# Huge Snake!



## Jim (Feb 28, 2007)

I guess it was electrocuted!

Look at thse teeth!


----------



## Anonymous (Feb 28, 2007)

Holy Crap!!! I would not like to be on the buissness end of that guy.


----------



## Icefisher15 (Feb 28, 2007)

wow, i really hope i never run into one like that...


----------



## MARINE0341 (Mar 1, 2007)

look at the size of it's stomach! Looks like it just ate something.
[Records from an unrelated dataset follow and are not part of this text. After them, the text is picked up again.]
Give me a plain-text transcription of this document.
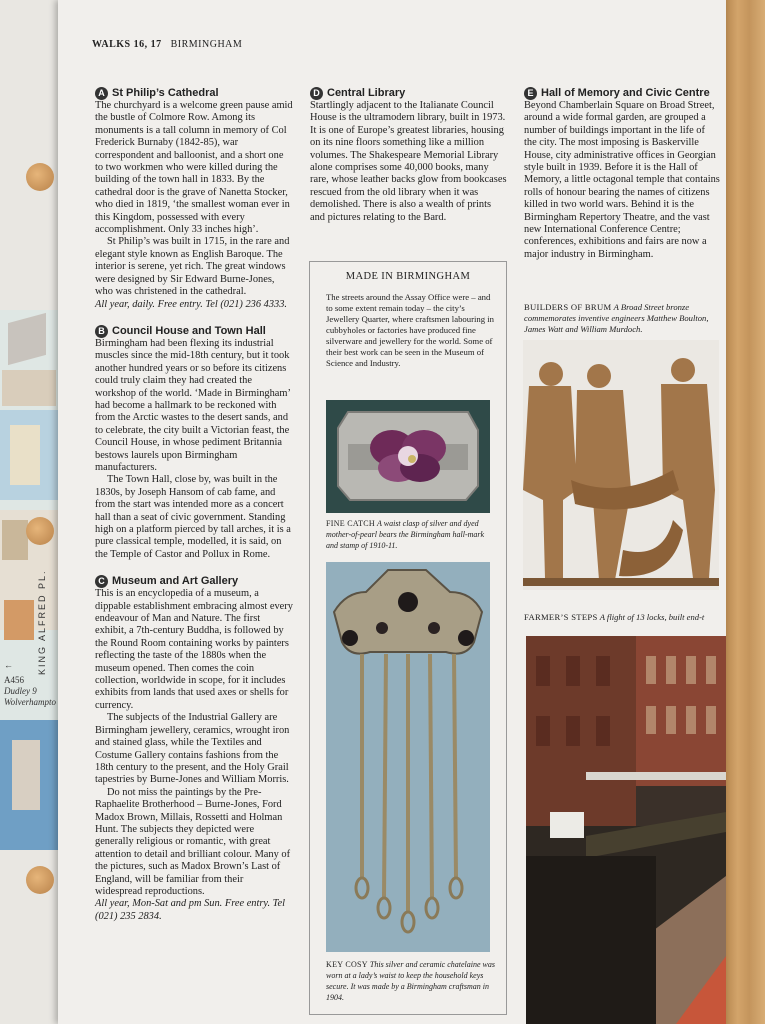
KING ALFRED PL.
←
A456
Dudley 9
Wolverhampto
WALKS 16, 17 BIRMINGHAM
A St Philip’s Cathedral

The churchyard is a welcome green pause amid the bustle of Colmore Row. Among its monuments is a tall column in memory of Col Frederick Burnaby (1842-85), war correspondent and balloonist, and a short one to two workmen who were killed during the building of the town hall in 1833. By the cathedral door is the grave of Nanetta Stocker, who died in 1819, ‘the smallest woman ever in this Kingdom, possessed with every accomplishment. Only 33 inches high’.

St Philip’s was built in 1715, in the rare and elegant style known as English Baroque. The interior is serene, yet rich. The great windows were designed by Sir Edward Burne-Jones, who was christened in the cathedral.

All year, daily. Free entry. Tel (021) 236 4333.

B Council House and Town Hall

Birmingham had been flexing its industrial muscles since the mid-18th century, but it took another hundred years or so before its citizens could truly claim they had created the workshop of the world. ‘Made in Birmingham’ had become a hallmark to be reckoned with from the Arctic wastes to the desert sands, and to celebrate, the city built a Victorian feast, the Council House, in whose pediment Britannia bestows laurels upon Birmingham manufacturers.

The Town Hall, close by, was built in the 1830s, by Joseph Hansom of cab fame, and from the start was intended more as a concert hall than a seat of civic government. Standing high on a platform pierced by tall arches, it is a pure classical temple, modelled, it is said, on the Temple of Castor and Pollux in Rome.

C Museum and Art Gallery

This is an encyclopedia of a museum, a dippable establishment embracing almost every endeavour of Man and Nature. The first exhibit, a 7th-century Buddha, is followed by the Round Room containing works by painters reflecting the taste of the 1880s when the museum opened. Then comes the coin collection, worldwide in scope, for it includes exhibits from lands that used axes or shells for currency.

The subjects of the Industrial Gallery are Birmingham jewellery, ceramics, wrought iron and stained glass, while the Textiles and Costume Gallery contains fashions from the 18th century to the present, and the Holy Grail tapestries by Burne-Jones and William Morris.

Do not miss the paintings by the Pre-Raphaelite Brotherhood – Burne-Jones, Ford Madox Brown, Millais, Rossetti and Holman Hunt. The subjects they depicted were generally religious or romantic, with great attention to detail and brilliant colour. Many of the pictures, such as Madox Brown’s Last of England, will be familiar from their widespread reproductions.

All year, Mon-Sat and pm Sun. Free entry. Tel (021) 235 2834.

D Central Library

Startlingly adjacent to the Italianate Council House is the ultramodern library, built in 1973. It is one of Europe’s greatest libraries, housing on its nine floors something like a million volumes. The Shakespeare Memorial Library alone comprises some 40,000 books, many rare, whose leather backs glow from bookcases rescued from the old library when it was demolished. There is also a wealth of prints and pictures relating to the Bard.

MADE IN BIRMINGHAM
The streets around the Assay Office were – and to some extent remain today – the city’s Jewellery Quarter, where craftsmen labouring in cubbyholes or factories have produced fine silverware and jewellery for the world. Some of their best work can be seen in the Museum of Science and Industry.
FINE CATCH A waist clasp of silver and dyed mother-of-pearl bears the Birmingham hall-mark and stamp of 1910-11.
KEY COSY This silver and ceramic chatelaine was worn at a lady’s waist to keep the household keys secure. It was made by a Birmingham craftsman in 1904.
E Hall of Memory and Civic Centre

Beyond Chamberlain Square on Broad Street, around a wide formal garden, are grouped a number of buildings important in the life of the city. The most imposing is Baskerville House, city administrative offices in Georgian style built in 1939. Before it is the Hall of Memory, a little octagonal temple that contains rolls of honour bearing the names of citizens killed in two world wars. Behind it is the Birmingham Repertory Theatre, and the vast new International Conference Centre; conferences, exhibitions and fairs are now a major industry in Birmingham.

BUILDERS OF BRUM A Broad Street bronze commemorates inventive engineers Matthew Boulton, James Watt and William Murdoch.
FARMER’S STEPS A flight of 13 locks, built end-t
Man I hate those things! It's all the Discovery channels fault!


----------



## Jim (Mar 1, 2007)

MARINE0321 said:


> Man I hate those things! It's all the Discovery channels fault!




LMFAO! :mrgreen:


----------



## kentuckybassman (Mar 1, 2007)

Yo jimmyt, are you the one that snapped this picture? If you did, where in the world was it and is that thing dead? {hope so} :shock:


----------



## Jim (Mar 1, 2007)

No that was not me! Are you kidding. Im heavy but I bet I woud run a 3 minute mile if I even remotely saw one of those.  

I'll find the link where it came from!

I sent you a PM


----------



## Jim (Mar 1, 2007)

Here is a link to the story!

https://www.snopes.com/photos/animals/fencesnake.asp


----------